Алесия, барышня в бегах - страница 44
И я всё поняла. Не только полиция быстро выяснила, что у Клим и Эбрела есть только одна точка пересечения, и эта точка — я, но и журналисты тоже. Разузнать, что Эбрел последние дни проводит, крутясь возле меня, а я в это время бегаю к Климу мог любой.
Но я не могла предстать перед журналистами, я не могла давать интервью, даже под именем Алесии Норовой, потому что репортеры будут меня фотографировать. И если мои фотографии появятся в газетах, то все родственники и друзья Бибианов узнают, как экстравагантно, на самом деле, проводит время бывшая невеста Бэзила Бибиана, что ни в какой она не в лечебнице, что она скачет себе дальше, соблазняя новых мужчин. Ещё один скандал Бибианам был точно ни к чему. Госпожа Бибина не могла такого допустить, она не для того платила Оаннель, чтобы вот такое вот появилось в газетах. Поэтому Оаннель меня увольняла.
— Сколько вам заплатила госпожа Бибиан? — спросила я, снимая с ног туфли Оаннель, и получая обратно свои белые свадебные ботинки.
— Не твоё дело, милочка, — отрезала она.
— А кто же будет теперь петь у вас в ресторане?
— Не переживай. Я уже нашла девочку, похожую на тебя. Я всем скажу, что это ты. Народ будет валом валить
— Но ведь все увидят, что это не так, что это не я.
— Да кто увидит-то! — всплеснула руками Оаннель, — ты пела два дня, или три? В полутемном зале! Думаешь, тебя успели запомнить?
— Но эта новая девушка не сможет петь, так, как я.
Оаннель расхохоталась, подняла с пола пакет, и сунула его мне в руки.
— Все, прощай. Лети на Землю. И сиди там тихо. Госпожа Бибиан очень на этом настаивает.
Было, конечно, очень обидно, что моё пение, занимавшее в моей жизни такое большое место, вызывает у Оаннель только хохот.

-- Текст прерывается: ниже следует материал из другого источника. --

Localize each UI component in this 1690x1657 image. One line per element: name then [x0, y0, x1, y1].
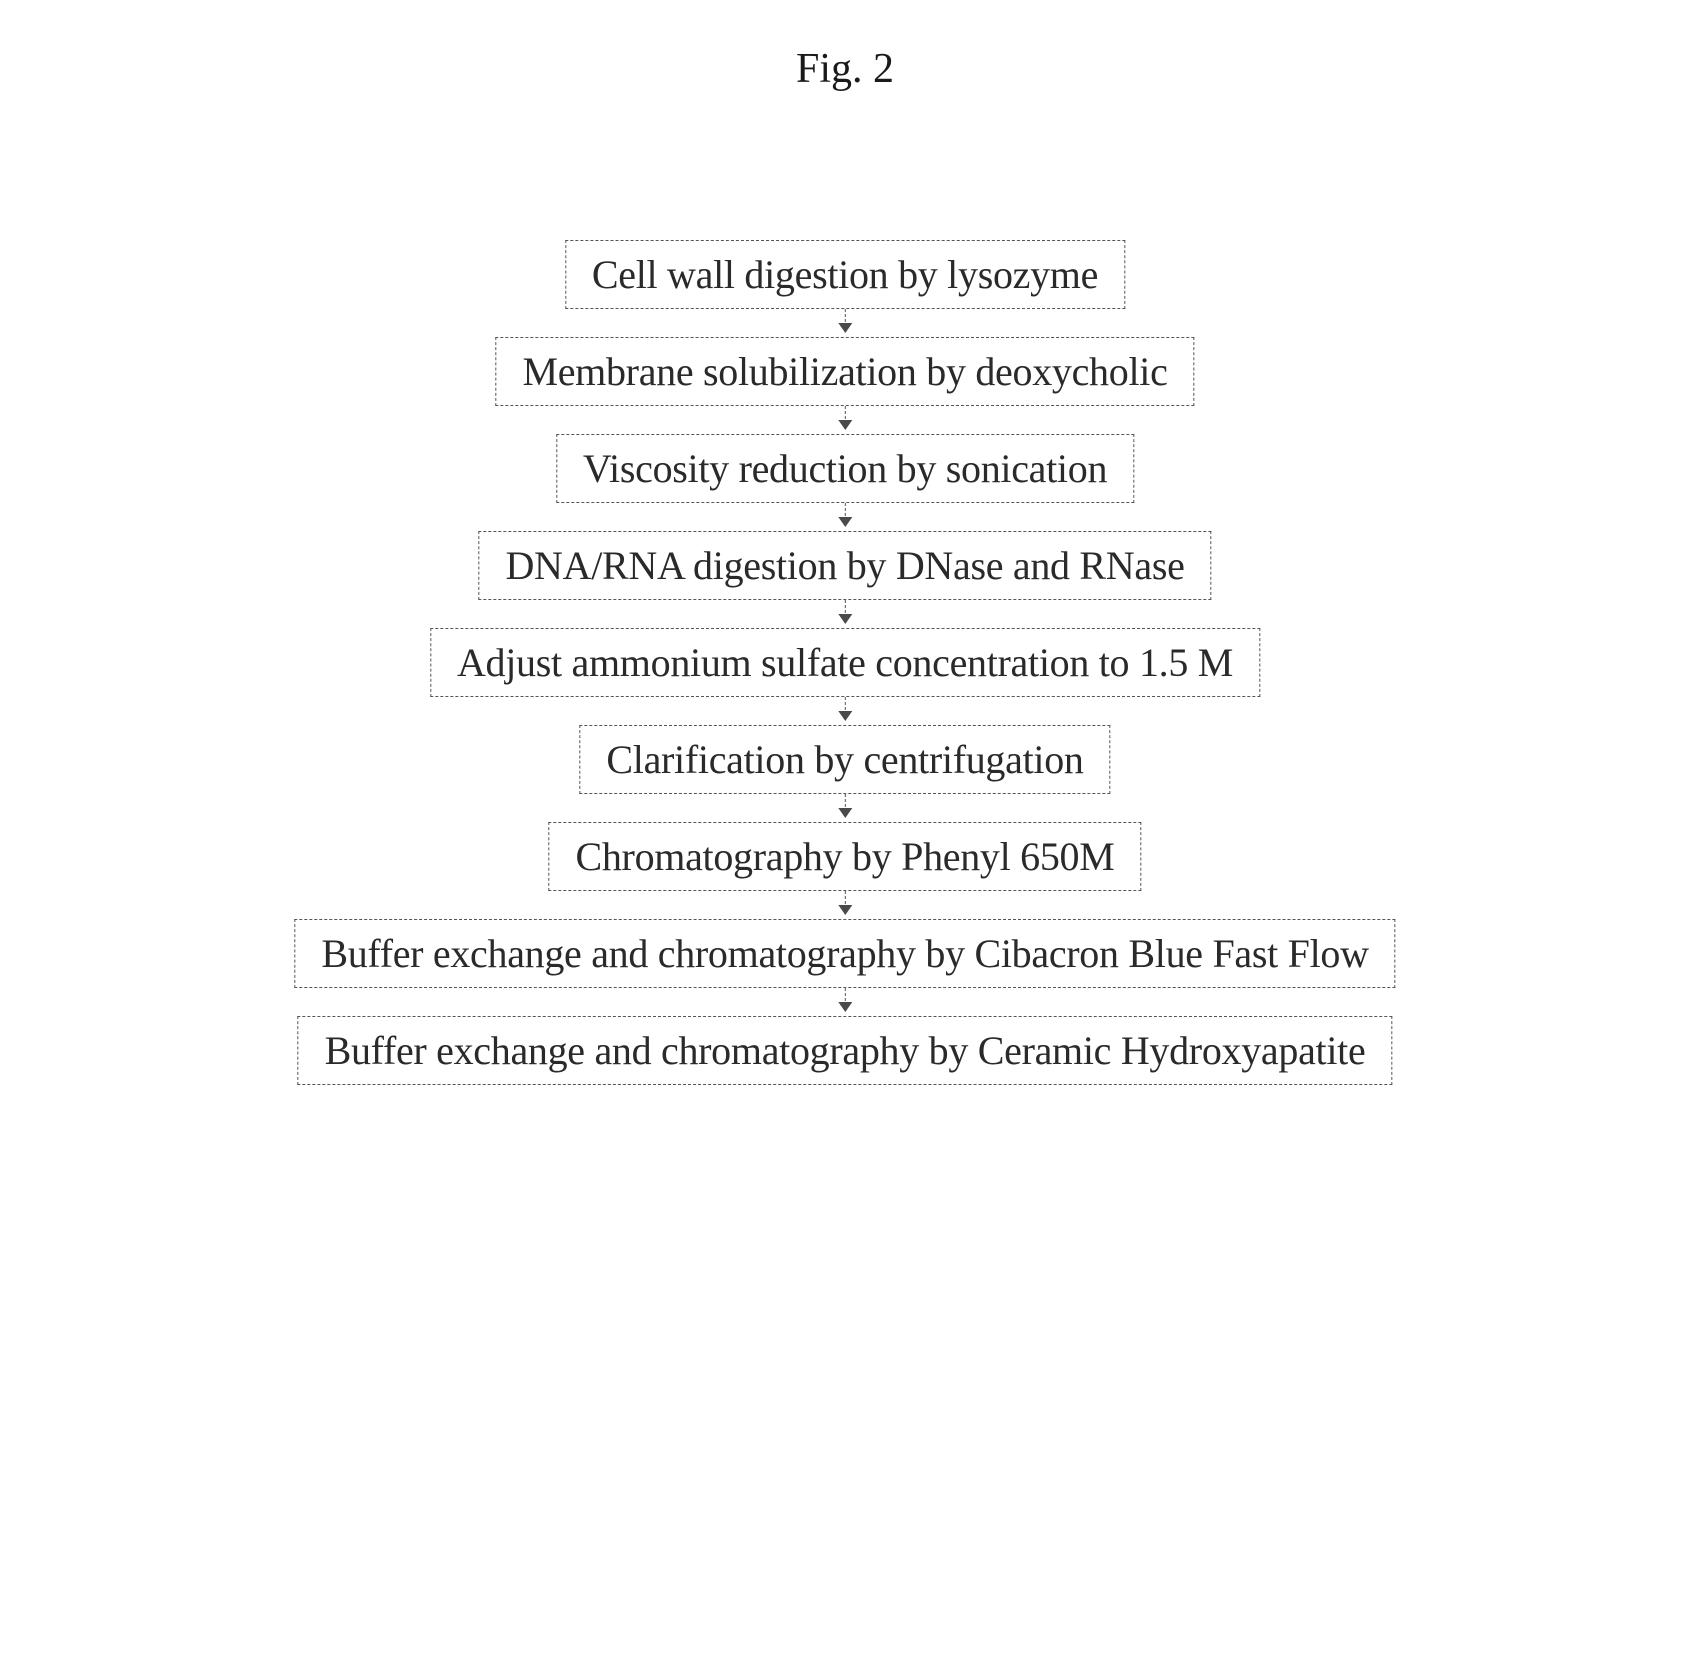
flowchart-step: Chromatography by Phenyl 650M: [548, 822, 1141, 891]
flowchart-container: Cell wall digestion by lysozyme Membrane…: [294, 240, 1395, 1085]
step-label: Membrane solubilization by deoxycholic: [522, 349, 1167, 394]
step-label: Adjust ammonium sulfate concentration to…: [457, 640, 1233, 685]
flowchart-step: Buffer exchange and chromatography by Ce…: [298, 1016, 1393, 1085]
flowchart-arrow-icon: [844, 891, 846, 919]
flowchart-step: Membrane solubilization by deoxycholic: [495, 337, 1194, 406]
step-label: Chromatography by Phenyl 650M: [575, 834, 1114, 879]
flowchart-arrow-icon: [844, 794, 846, 822]
flowchart-step: Adjust ammonium sulfate concentration to…: [430, 628, 1260, 697]
flowchart-arrow-icon: [844, 697, 846, 725]
step-label: Buffer exchange and chromatography by Ci…: [321, 931, 1368, 976]
step-label: Cell wall digestion by lysozyme: [592, 252, 1098, 297]
flowchart-step: Clarification by centrifugation: [579, 725, 1110, 794]
step-label: DNA/RNA digestion by DNase and RNase: [505, 543, 1184, 588]
flowchart-arrow-icon: [844, 988, 846, 1016]
flowchart-arrow-icon: [844, 309, 846, 337]
flowchart-arrow-icon: [844, 406, 846, 434]
flowchart-step: Buffer exchange and chromatography by Ci…: [294, 919, 1395, 988]
step-label: Clarification by centrifugation: [606, 737, 1083, 782]
figure-title: Fig. 2: [796, 45, 894, 93]
flowchart-step: Viscosity reduction by sonication: [556, 434, 1134, 503]
flowchart-step: Cell wall digestion by lysozyme: [565, 240, 1125, 309]
step-label: Buffer exchange and chromatography by Ce…: [325, 1028, 1366, 1073]
flowchart-step: DNA/RNA digestion by DNase and RNase: [478, 531, 1211, 600]
flowchart-arrow-icon: [844, 600, 846, 628]
step-label: Viscosity reduction by sonication: [583, 446, 1107, 491]
flowchart-arrow-icon: [844, 503, 846, 531]
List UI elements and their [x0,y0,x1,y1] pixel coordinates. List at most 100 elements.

И я мстительно подумала, что через год, когда Эбрел сделает из меня знаменитую певицу, Оаннель будет локти кусать от досады, что не удержала меня. Она будет всем рассказывать, что в её ресторане начинала сама Алесия Уителл! И, подумав так, я развернулась и гордо ушла.
Но, одновременно, я радовалась тому, что Эбрел не знает моего адреса на Земле. Не знает и не узнает, потому что ему негде выяснить мой адрес. Он меня там не достанет, и я смогу, наконец-то, спокойно пожить без его удушающего внимания.
И я побрела к лифту. Вызвав лифт, я сказала только «вокзал», и уже через две минуты была перед высоким аркообразным входом, из которого выходили, и в который входили люди. Внутри было просторно, и, как-то очень аскетично — стены в ровном бежевом граните, такой же пол, простые металлические стулья. Очевидно, сдержанный, утилитарный земной стиль начинался уже здесь, прямо на вокзале. Который, кстати, был под завязку полон людьми. Но это было не потому, что на Землю людей летело больше, чем, скажем, на Венеру или Уран. Просто на Венеру Уран и прочие планеты люди предпочитали добираться на личном транспорте. А на Землю, на её поверхность, так было лететь нельзя.
Потому что полёты между планетами солнечной системы считались делом безопасным, летать по бесконечным пустым пространствам космоса было настолько просто, что с этой задачей справлялся и автопилот. Пристыковка к шлюзам тоже проблем не доставляла.
И совсем другим делом было приземление непосредственно на поверхность планет. Компьютерам такое не доверяли, только люди могли справиться с этим сложным делом. Но далеко не каждый способен стать пилотом, поэтому на Землю летали общественным транспортом даже те, кто мог позволить себе дорогостоящий приземляющийся корабль.
Я подошла к стойке регистрации, и поднесла к ней тыльную сторону правой руки.
«Направление — Земля» — высветилось на экране. «Евразия, Тибет, дом Карензы Уителл. Координаты…» — и дальше шёл ряд ничего не значащих для меня цифр.
Я не знала, что такое «Тибет» но ничего хорошего от Земли я в любом случае не ожидала.
31. Инспектор.
Большую часть пути на Землю, я благополучно проспала. Несколько раз за это время я открывала глаза, видела перед собой ровные ряды кресел, затылки пассажиров — и засыпала обратно. Окончательно я проснулась тогда, когда огромный диск Земли закрыл собой все обозримое пространство, и в иллюминаторах не было видно ничего, кроме него. И этот голубой, в полосах облаков шар, всё приближался и приближался.